A year before the royal visit the Saville Report into the events of Bloody Sunday in 1972 vindicated the complete innocence of those killed. In response, British prime minister David Cameron directly addressed the victims’ families: “What happened on Bloody Sunday was both unjustified and unjustifiable. It was wrong . . . On behalf of our country, I am deeply sorry”.

READ MORE

That apology came on the back of a campaign of almost 40 years by the families. The recent conclusion of the inquest in to the 1971 Ballymurphy atrocities was also the result of a marathon campaign by relatives, and a weasel-worded, incomplete apology to the families was finally dragged out of British prime minister Boris Johnson on Wednesday after his previous two pathetic efforts: “On behalf of successive governments . . . I’d like to say sorry to their families for how the investigations were handled, for the pain they’ve endured since their campaign began almost five decades ago.”

Many other victims will never be the subject of high-profile investigations or see their claims for justice vindicated. During talk of a new dawn in Northern Ireland in the 1990s, Presbyterian minister Terence McCaughey, in reflecting on the dilemma of the survivors and victims of the violence of the Troubles, quoted Dr Alex Boraine, the deputy chairman of the Truth and Reconciliation Commission in South Africa: “the lack of official verification of former events leaves room for doubts and scepticism about the stories told . . . it leaves both the survivors and the dead in a kind of historical no-man’s land”.

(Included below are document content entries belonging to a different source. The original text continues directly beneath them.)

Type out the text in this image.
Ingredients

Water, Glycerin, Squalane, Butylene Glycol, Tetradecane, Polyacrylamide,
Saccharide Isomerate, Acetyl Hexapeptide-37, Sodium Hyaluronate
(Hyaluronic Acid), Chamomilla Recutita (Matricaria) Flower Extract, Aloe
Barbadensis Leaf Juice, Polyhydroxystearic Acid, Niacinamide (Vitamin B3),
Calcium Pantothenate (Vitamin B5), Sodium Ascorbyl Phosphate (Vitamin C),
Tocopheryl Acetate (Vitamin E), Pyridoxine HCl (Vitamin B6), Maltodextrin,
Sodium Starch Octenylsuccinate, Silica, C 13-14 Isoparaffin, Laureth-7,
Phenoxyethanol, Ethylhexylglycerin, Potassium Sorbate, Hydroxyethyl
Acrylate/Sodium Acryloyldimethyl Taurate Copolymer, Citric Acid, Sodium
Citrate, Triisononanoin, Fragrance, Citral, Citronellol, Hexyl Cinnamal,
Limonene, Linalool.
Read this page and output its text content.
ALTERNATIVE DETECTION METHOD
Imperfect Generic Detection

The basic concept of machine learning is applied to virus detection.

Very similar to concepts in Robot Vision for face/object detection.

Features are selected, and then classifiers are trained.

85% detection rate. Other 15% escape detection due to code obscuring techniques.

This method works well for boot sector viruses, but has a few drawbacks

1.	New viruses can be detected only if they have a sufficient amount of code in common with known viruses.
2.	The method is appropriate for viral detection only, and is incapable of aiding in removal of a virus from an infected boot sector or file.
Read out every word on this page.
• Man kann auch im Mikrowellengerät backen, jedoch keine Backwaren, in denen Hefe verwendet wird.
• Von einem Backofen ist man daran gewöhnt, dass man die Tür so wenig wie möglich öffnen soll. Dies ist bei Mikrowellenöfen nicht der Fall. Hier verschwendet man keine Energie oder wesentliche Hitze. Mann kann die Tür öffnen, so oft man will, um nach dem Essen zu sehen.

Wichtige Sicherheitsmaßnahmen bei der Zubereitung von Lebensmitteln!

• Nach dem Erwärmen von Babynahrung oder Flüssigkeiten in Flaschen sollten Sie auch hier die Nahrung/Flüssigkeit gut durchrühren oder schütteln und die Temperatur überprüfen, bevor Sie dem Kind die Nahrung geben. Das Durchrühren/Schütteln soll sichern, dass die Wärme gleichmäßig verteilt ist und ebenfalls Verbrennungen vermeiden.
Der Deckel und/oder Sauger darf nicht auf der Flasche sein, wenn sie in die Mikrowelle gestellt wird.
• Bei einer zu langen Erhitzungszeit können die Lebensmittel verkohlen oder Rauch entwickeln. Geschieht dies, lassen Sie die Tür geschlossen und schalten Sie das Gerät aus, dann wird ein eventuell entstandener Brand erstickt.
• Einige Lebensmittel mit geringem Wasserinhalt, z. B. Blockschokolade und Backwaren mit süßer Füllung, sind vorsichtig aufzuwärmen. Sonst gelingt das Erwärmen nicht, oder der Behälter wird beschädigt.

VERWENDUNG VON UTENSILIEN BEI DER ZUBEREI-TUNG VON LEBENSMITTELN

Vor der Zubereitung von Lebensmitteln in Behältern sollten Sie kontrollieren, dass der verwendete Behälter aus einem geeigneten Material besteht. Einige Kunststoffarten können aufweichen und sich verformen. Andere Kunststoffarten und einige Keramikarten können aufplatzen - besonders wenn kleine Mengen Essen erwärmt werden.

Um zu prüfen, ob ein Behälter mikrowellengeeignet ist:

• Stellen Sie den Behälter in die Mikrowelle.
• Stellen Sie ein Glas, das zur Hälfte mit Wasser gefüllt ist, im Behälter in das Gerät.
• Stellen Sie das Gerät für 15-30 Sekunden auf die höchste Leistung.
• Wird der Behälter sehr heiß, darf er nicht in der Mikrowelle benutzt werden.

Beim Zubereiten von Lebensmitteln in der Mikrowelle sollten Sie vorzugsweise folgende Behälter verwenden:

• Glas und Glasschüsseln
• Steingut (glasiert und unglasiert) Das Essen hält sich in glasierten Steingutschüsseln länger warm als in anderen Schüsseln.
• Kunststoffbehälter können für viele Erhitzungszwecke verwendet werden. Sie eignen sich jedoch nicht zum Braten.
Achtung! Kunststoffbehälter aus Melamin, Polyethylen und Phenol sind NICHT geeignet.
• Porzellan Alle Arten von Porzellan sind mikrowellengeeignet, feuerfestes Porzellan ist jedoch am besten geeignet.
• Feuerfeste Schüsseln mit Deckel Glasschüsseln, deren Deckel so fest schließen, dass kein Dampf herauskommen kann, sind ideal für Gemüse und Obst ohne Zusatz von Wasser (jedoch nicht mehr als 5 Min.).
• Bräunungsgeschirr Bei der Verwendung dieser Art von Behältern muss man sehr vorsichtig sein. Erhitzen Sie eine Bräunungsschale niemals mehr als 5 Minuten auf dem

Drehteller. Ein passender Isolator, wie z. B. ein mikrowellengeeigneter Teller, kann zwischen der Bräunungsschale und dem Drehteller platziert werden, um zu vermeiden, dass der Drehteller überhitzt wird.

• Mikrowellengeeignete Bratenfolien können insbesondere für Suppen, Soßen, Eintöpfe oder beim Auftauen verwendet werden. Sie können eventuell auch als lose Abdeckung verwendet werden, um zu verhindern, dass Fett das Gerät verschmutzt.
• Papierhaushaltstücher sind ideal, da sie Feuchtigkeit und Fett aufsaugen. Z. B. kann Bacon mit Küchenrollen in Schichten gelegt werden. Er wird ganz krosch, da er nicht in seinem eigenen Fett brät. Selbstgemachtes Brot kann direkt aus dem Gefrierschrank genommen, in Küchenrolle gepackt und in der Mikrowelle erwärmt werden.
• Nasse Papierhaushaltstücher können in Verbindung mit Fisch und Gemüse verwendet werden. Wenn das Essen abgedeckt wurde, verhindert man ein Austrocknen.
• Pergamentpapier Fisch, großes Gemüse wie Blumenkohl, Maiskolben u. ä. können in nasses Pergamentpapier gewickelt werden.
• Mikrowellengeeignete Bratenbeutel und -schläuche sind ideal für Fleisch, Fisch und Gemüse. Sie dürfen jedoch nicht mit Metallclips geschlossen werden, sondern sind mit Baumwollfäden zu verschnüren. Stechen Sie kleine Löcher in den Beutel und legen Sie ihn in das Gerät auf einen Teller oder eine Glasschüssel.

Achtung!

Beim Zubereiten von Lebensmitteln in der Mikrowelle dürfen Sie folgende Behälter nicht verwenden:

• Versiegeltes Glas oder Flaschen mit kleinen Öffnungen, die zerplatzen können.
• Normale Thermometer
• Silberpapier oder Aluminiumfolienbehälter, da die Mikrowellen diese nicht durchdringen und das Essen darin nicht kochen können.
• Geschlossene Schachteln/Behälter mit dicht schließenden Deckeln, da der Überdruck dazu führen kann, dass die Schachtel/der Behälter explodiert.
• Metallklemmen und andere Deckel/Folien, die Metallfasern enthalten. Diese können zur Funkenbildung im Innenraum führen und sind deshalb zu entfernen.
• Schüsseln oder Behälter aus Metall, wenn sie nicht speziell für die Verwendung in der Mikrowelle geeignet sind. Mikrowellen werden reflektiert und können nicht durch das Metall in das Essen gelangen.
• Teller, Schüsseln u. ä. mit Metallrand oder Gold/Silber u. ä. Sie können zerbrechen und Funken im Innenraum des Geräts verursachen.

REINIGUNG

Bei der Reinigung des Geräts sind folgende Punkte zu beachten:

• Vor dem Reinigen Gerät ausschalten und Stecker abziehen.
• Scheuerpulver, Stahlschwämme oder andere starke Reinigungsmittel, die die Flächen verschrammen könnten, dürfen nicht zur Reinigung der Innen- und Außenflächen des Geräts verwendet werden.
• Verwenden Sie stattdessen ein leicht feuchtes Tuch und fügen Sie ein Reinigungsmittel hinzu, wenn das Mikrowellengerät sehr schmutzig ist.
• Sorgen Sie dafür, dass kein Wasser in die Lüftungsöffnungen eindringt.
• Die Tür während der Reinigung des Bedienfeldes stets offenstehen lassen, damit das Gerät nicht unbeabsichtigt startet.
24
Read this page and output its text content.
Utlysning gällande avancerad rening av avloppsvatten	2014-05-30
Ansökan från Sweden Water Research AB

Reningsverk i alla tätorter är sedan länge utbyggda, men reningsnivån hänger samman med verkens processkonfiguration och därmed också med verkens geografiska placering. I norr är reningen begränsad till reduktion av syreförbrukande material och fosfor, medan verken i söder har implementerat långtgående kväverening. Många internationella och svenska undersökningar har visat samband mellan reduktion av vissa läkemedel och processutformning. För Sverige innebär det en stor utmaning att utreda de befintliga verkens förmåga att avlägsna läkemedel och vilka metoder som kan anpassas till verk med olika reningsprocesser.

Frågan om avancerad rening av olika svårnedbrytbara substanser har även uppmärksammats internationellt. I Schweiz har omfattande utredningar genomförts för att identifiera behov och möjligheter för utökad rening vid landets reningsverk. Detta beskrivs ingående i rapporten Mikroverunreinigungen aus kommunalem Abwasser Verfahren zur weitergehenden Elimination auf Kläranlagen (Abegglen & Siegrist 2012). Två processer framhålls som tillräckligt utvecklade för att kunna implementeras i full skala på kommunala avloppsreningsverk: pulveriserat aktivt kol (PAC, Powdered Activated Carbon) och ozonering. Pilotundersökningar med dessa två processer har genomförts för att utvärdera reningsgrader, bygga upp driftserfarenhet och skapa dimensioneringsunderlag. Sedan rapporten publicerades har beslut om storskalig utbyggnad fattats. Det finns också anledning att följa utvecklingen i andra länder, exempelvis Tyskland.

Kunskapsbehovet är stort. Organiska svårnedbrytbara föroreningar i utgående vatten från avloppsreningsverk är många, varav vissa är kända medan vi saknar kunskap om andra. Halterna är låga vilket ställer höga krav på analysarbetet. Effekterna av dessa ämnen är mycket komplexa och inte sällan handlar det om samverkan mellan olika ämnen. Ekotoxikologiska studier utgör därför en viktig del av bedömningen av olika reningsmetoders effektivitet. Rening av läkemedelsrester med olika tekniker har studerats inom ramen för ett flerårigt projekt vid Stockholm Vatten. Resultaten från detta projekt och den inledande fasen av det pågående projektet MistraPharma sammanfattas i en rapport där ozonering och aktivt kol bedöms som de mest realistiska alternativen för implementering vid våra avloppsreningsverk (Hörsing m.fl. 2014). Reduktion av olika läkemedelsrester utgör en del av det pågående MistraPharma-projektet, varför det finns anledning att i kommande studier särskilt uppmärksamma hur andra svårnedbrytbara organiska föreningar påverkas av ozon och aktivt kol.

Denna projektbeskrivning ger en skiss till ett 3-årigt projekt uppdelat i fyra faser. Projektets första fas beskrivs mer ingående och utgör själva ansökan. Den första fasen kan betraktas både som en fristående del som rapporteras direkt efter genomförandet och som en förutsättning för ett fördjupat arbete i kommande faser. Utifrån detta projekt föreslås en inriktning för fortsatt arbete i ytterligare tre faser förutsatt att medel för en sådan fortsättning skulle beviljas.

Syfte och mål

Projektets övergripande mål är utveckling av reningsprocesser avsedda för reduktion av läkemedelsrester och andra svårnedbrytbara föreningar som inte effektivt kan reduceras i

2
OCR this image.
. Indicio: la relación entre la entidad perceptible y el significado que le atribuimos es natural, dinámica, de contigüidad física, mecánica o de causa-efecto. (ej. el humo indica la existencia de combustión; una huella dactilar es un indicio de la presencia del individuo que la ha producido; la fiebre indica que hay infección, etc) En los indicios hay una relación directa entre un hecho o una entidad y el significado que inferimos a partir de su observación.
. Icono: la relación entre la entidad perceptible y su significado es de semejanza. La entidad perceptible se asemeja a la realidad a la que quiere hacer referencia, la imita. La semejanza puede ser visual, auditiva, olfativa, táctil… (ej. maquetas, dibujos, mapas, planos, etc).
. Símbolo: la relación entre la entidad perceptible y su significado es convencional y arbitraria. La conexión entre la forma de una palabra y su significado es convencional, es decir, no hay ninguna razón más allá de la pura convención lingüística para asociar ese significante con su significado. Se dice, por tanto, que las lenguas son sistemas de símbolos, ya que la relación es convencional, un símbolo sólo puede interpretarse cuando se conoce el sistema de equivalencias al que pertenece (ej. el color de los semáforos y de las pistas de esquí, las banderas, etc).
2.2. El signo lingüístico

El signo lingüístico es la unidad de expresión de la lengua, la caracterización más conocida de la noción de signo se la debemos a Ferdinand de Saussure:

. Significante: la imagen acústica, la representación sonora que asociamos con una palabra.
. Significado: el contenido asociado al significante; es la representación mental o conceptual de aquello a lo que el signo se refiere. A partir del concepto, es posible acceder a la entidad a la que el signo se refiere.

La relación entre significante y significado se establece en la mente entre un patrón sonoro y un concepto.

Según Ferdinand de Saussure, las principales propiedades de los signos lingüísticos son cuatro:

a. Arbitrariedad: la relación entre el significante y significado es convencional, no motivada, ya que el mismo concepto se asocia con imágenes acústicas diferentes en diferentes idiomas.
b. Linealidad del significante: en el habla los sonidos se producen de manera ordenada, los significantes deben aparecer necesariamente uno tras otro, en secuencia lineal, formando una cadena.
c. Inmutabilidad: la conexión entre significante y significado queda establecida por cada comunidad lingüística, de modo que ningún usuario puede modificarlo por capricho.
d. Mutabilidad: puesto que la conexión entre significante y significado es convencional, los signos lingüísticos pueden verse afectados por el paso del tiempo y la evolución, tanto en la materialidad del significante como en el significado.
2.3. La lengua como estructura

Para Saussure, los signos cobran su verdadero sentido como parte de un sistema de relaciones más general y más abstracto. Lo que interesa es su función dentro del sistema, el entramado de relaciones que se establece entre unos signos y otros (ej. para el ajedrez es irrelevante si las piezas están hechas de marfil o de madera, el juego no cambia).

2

There was a strong sense this month 10 years ago that we were dividing a traumatic past from a positive future

Too many are still there. When compiling the 1999 landmark Lost Lives book detailing the deaths of the Troubles, one of its four editors, David McKittrick, noted that when they began the project in 1992 “there was little or no appreciation of the needs of the bereaved” and “officialdom was of little help”. It was pressure from the Women’s Coalition in 1998 that led to three paragraphs being included in the final text of the Belfast Agreement “to acknowledge and address the suffering of the victims of violence as a necessary element of reconciliation”. But it was hardly much of a priority; if it mattered, why, more than 20 years on, is the British ambassador to Ireland Paul Johnston writing of the need to “find a way forward . . . in a discreet, inclusive and respectful way”?

What does discreet mean in this context? It needs to be spelt out and a robust response is required to the well worked out proposals of John Green and Pádraig Yeates for bodies aimed at “truth recovery” and “justice facilitation” rather than court proceedings, “to take us out of the minefield of legacy politics”. Discretion would not be the better part of valour during such a process, but it could do more to constructively confront various traumas for a lot more people than more official inquiries and legal proceedings. Earlier this year Geoffrey Corry, who chaired the Glencree Centre for Reconciliation in the 1980s, noted of such traumas “much of that remains buried as an unhealed undercurrent that nobody wants to talk about, yet it continues to drive sectarianism”.

There was a strong sense this month 10 years ago that we were dividing a traumatic past from a positive future. Conflict resolution does not lend itself to such neat divisions; rather than just “loosening the grip of the past” what is needed are the political impulses and extrajudicial structures to face that past honestly.